An unfortunate fact about writing a language where the compiler by design complains loudly if the best match is something that doesn’t work, is that developers frequently say “well, sure, in general I want the compiler to point out all my mistakes — or, rather, all my coworker’s mistakes. But for this specific case, I know what I am doing, so please, compiler, do what I mean, not what I say.”

Trouble is, you can’t have it both ways. You can’t have both a compiler that both enforces rigid rules that make it highly likely that suspicious code will be aggressively identified as erroneous and allow crazy code via compiler heuristics that figure out “what I really meant” when you write something that the compiler quite rightly sees as ambiguous or wrong.

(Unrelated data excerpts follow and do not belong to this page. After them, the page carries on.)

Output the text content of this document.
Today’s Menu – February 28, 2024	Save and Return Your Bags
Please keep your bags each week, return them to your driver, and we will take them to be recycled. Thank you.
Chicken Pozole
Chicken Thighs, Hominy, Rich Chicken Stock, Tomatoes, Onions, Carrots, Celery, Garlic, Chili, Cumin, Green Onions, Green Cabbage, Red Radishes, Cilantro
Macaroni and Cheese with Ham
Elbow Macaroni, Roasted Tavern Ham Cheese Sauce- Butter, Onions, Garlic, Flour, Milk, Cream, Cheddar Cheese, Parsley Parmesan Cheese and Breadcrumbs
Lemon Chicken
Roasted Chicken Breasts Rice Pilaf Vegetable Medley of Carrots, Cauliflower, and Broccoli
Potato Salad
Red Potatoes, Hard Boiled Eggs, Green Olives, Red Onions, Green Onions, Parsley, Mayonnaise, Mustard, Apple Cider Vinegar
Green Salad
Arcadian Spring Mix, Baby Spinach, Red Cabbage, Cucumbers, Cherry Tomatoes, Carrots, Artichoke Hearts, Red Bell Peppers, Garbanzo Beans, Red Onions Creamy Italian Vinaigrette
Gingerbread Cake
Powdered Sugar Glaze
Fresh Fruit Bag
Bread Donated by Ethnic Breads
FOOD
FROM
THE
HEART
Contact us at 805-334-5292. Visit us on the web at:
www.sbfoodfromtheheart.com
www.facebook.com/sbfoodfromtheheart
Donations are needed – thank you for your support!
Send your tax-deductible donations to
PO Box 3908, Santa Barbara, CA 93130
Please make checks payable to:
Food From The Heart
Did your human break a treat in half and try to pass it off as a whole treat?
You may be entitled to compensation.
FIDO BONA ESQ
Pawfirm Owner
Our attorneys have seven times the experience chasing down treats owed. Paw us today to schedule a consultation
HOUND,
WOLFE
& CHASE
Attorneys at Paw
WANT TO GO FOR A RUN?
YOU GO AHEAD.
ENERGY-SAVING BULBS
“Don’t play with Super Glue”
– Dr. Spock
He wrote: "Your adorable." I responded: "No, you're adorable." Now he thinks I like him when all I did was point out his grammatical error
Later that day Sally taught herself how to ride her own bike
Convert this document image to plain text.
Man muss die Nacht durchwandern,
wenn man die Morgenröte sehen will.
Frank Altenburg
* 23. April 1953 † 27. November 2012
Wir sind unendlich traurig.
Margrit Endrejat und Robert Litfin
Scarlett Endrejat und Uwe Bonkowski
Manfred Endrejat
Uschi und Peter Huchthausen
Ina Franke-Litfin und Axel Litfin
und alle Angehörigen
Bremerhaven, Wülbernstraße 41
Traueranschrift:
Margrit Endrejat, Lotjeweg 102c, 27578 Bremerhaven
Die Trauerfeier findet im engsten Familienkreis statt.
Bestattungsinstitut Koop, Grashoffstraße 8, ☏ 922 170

I could discuss many more places where we could do backtracking but do not. Method type inference, for example, always either makes progress or fails; it never backtracks in C# (**). But I think I will leave it at that. Except to say that there is one place where we do use backtracking, and that’s analysis of overload resolution in nested lambdas. I wrote about that here.

(*) When reading this remember that in C#, “namespace XYZ.DEF { }” is a short form for “namespace XYZ{ namespace DEF { } }”

(**) Unlike in, say, F#.


Commentary from 2021:

There were a number of good comments to the original post, which pointed out:

  • Error analysis often has to perform some sort of backtracking to give a good error. In the examples I gave, for instance, we could run a backtracking analysis and then give a “did you mean…?” style error message if backtracking finds a solution, and a different error if no solution can be found. That’s a great idea in principle, but in practice we often end up in situations where backtracking is expensive, so we’d want to put a box around the amount of time and resources the error reporting system uses.
  • This is even more the case when IntelliSense is involved. IntelliSense by definition is typically operating on code that is wrong; if the code was right, why are you editing it? IntelliSense needs to give good options, but it needs to do so in under 30 milliseconds, so it uses lots of tricks to meet its time budget.
  • There was also some good discussion of the deeper language design point here. There are times when we want to use backtracking algorithms, and times we do not; what motivates that choice? There is not just one thing; like all design and implementation problems it comes down to resolving conflicts between incompatible principles. One of the nice things about “no backtracking” algorithms is that they often allow “local” analysis; if we see ABC.DEF.GHI and immediately after, ABC.DEF.XYZ, we know that no matter what, the ABC.DEF means the same thing; the meanings of ABC and ABC.DEF do not change depending on whether GHI and XYZ produce errors or not. That’s a nice property to have.